Several specific strategies can promote self-control. Mischel and his colleagues found that children were more or less likely to eat the marshmallow depending on how and what they thought about during that time. For example, children encouraged to think about how delicious the marshmallow would taste waited a shorter time than students who were encouraged to think about the marshmallow abstractly or to imagine it as something else, like a cloud. By about 5 or 6, children realize that obscuring the reward from view may help them delay. One trick that helped Mischel quit smoking was to associate cigarettes with the prospect of developing cancer and a haunting encounter he had with a man about to undergo radiation treatment.

Mischel encourages the use of “if-then” plans—plans in which people recognizes that if they are confronted by a trigger of the behavior they are trying to control, they will engage in a specific, more constructive behavior instead. To help self-regulate when recalling emotionally charged events (like the end of a romantic relationship) Mischel says that if people recalls the situation from an objective, fly-on-the-wall perspective, rather than recalling themselves as an actor, they are likely to be more level-headed. Mischel reports on research that suggests that individuals who view their current selves as closely related to their future selves save more for retirement.

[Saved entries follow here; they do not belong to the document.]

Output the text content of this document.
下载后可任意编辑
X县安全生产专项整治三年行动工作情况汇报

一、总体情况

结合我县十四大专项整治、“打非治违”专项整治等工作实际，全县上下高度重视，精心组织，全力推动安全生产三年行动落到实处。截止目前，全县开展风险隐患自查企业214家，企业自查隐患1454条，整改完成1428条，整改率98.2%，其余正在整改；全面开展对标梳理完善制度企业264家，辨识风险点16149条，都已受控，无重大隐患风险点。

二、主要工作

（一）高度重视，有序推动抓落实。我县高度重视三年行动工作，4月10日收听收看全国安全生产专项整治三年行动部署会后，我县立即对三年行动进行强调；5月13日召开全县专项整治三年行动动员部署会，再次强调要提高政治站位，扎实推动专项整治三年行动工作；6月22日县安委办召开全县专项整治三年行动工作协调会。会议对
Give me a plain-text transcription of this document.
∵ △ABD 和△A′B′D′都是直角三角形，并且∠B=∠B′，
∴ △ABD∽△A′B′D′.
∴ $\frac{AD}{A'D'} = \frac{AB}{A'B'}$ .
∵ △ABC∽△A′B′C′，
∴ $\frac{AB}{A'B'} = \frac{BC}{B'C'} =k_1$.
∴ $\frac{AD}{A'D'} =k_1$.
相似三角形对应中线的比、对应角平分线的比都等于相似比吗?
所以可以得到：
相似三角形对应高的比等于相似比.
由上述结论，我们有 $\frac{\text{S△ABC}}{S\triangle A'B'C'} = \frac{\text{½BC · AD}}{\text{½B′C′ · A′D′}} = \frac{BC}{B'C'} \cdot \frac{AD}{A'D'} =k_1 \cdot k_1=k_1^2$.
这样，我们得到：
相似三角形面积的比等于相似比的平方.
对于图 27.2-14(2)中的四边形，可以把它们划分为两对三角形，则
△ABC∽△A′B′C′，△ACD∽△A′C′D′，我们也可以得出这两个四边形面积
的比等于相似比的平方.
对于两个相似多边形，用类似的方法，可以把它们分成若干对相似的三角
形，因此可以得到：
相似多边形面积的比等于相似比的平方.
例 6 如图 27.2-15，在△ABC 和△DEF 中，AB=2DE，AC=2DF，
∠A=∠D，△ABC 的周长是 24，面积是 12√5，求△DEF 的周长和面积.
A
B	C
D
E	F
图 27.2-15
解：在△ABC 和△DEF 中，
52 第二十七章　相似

To promote self-control in children parents should try to minimize the stress their kids experience, teach them that choices have consequences, encourage autonomy rather than controlling decision-making processes, and (perhaps most critically) model the type of self-control they would like their kids to exert. Executive function—the cognitive skill that allows us to assert self-control over our thoughts, actions, and emotions—is critical for students’ success. Mischel argues that there is no ambiguity about the need to promote executive function skills in school. He offers KIPP charter schools, schools that emphasize character development and college-going, as a model for how schools can help students (including economically disadvantaged students) learn these skills. With practice and the techniques that Mischel describes, we can resist the marshmallow, so that we can work towards becoming a better version of ourselves.

 

Mischel, W. (2014). The Marshmallow test: mastering self-control. New York: Little, Brown, and Company.